Chi-Square Test of Association

The Chi-Square Test of Association is used to determine whether two categorical variables are statistically related in a contingency table.


Understanding the Contingency Table

We begin with the following observed frequency table:

Cat X Cat Y Cat Z Total
Cat A ? 60 ? 200
Cat B ? ? ? 400
Total 150 180 270 600

We are interested in calculating the expected frequency for Cell (1,1) — the intersection of Cat A and Cat X.


Calculating Expected Frequency

The expected frequency for a cell is calculated as:

\[ E_{(i,j)} = \frac{\text{Row Total}_i \times \text{Column Total}_j}{\text{Grand Total}} \]

For Cell (1,1):

  • Row Total (Cat A): 200
  • Column Total (Cat X): 150
  • Grand Total: 600

\[ E_{(1,1)} = \frac{200 \times 150}{600} = \frac{30,000}{600} = 50 \]

So, the expected value in Cell (1,1) is 50.

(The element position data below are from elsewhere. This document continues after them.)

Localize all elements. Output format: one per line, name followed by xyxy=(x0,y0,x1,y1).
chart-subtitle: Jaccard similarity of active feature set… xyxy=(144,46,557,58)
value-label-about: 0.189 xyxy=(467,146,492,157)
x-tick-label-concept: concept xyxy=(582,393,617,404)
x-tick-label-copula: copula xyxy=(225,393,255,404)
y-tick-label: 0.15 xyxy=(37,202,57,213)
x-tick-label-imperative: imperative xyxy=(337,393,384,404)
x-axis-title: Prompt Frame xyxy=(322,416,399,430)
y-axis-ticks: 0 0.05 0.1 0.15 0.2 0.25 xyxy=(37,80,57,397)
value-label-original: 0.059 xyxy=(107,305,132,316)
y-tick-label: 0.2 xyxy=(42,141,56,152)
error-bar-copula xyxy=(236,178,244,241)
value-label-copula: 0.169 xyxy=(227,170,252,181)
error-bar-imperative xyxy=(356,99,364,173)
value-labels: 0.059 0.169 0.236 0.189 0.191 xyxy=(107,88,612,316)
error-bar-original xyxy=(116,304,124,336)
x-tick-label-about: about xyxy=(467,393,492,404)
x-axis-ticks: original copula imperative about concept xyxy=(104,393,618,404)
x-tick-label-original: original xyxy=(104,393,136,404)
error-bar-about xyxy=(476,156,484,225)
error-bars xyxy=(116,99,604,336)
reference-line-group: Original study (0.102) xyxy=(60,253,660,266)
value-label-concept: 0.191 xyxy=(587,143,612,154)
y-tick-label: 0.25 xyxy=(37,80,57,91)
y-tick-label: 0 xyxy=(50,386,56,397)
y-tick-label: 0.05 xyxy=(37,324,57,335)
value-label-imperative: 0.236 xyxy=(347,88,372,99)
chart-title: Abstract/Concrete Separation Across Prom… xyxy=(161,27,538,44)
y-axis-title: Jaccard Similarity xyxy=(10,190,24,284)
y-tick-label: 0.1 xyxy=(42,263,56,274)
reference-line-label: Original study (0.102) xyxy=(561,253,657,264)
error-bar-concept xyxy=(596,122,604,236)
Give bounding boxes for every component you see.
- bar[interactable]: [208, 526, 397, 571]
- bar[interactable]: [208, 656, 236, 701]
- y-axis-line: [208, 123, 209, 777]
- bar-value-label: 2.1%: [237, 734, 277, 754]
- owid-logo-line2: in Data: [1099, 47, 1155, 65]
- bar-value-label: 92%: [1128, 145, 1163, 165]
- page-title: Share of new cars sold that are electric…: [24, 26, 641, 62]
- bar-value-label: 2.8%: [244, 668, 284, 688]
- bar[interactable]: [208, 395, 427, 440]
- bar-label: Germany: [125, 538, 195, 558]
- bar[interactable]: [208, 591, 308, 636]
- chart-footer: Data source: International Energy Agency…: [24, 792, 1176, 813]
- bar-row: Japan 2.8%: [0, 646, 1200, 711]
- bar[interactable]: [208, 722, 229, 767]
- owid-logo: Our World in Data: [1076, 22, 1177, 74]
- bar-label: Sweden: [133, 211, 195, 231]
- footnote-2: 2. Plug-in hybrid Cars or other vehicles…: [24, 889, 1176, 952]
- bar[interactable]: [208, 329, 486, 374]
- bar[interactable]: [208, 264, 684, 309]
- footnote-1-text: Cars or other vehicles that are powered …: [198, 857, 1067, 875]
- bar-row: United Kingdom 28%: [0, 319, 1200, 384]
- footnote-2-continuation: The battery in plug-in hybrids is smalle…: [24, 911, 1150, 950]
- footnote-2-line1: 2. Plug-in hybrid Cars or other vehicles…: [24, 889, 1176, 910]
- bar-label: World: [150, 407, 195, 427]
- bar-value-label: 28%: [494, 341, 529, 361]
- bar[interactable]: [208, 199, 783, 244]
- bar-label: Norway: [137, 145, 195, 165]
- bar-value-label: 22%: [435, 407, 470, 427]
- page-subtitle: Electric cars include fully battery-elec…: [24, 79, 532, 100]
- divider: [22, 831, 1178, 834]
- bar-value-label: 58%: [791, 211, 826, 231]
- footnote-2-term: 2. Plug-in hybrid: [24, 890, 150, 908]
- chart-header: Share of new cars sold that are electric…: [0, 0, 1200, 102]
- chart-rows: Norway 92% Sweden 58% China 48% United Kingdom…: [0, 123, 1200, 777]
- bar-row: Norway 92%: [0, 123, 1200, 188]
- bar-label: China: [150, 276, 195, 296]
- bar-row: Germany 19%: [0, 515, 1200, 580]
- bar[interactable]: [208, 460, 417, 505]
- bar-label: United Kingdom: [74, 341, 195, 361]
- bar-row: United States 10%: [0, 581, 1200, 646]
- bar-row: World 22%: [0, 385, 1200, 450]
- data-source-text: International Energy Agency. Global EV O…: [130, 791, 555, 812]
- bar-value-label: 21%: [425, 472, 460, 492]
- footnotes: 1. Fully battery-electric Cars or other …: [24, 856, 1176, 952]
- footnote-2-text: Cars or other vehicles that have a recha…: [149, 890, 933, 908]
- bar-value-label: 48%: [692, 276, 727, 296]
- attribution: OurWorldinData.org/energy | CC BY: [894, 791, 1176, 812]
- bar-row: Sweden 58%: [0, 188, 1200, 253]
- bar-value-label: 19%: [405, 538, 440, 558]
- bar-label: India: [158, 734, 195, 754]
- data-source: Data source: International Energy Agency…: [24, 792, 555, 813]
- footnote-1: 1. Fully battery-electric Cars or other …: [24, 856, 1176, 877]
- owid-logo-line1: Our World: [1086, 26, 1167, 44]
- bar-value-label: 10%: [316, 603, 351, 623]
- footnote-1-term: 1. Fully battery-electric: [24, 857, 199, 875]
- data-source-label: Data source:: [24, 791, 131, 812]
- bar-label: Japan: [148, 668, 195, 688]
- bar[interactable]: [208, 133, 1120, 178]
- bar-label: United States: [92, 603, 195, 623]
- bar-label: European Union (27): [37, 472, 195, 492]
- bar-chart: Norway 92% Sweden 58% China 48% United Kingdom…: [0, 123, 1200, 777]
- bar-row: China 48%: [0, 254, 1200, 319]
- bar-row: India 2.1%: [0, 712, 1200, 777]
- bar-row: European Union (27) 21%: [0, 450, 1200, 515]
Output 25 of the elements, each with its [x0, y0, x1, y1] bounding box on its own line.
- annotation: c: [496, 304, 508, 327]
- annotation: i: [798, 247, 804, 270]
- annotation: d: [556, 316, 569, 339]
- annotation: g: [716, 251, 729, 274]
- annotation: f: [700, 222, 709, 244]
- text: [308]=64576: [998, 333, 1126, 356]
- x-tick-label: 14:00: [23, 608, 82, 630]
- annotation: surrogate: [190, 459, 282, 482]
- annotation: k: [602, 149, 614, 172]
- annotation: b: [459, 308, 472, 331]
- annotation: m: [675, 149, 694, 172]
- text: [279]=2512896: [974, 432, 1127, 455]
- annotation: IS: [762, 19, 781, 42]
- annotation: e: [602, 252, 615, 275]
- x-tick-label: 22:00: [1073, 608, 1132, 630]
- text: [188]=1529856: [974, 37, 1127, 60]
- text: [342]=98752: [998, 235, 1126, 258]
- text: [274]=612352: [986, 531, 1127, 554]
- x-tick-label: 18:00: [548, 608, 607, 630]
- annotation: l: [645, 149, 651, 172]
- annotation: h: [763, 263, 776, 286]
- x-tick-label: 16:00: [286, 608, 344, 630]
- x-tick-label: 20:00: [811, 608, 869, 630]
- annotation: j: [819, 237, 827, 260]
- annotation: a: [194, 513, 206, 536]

Completing the Table of Expected Frequencies

Now, use the same formula to compute all other expected values:

Cat X Cat Y Cat Z Total
Cat A 50 60 90 200
Cat B 100 120 180 400
Total 150 180 270 600

Critical Value and Decision Rule

To evaluate the statistical significance:

  • Choose a significance level (\(\alpha\)), commonly 0.05
  • Determine degrees of freedom (df) using:
    \[ df = (r - 1)(c - 1) \] where \(r\) = number of rows, \(c\) = number of columns

Compare the computed Chi-Square test statistic to the critical value from the Chi-Square distribution table. If the test statistic is greater than the critical value, reject the null hypothesis of independence.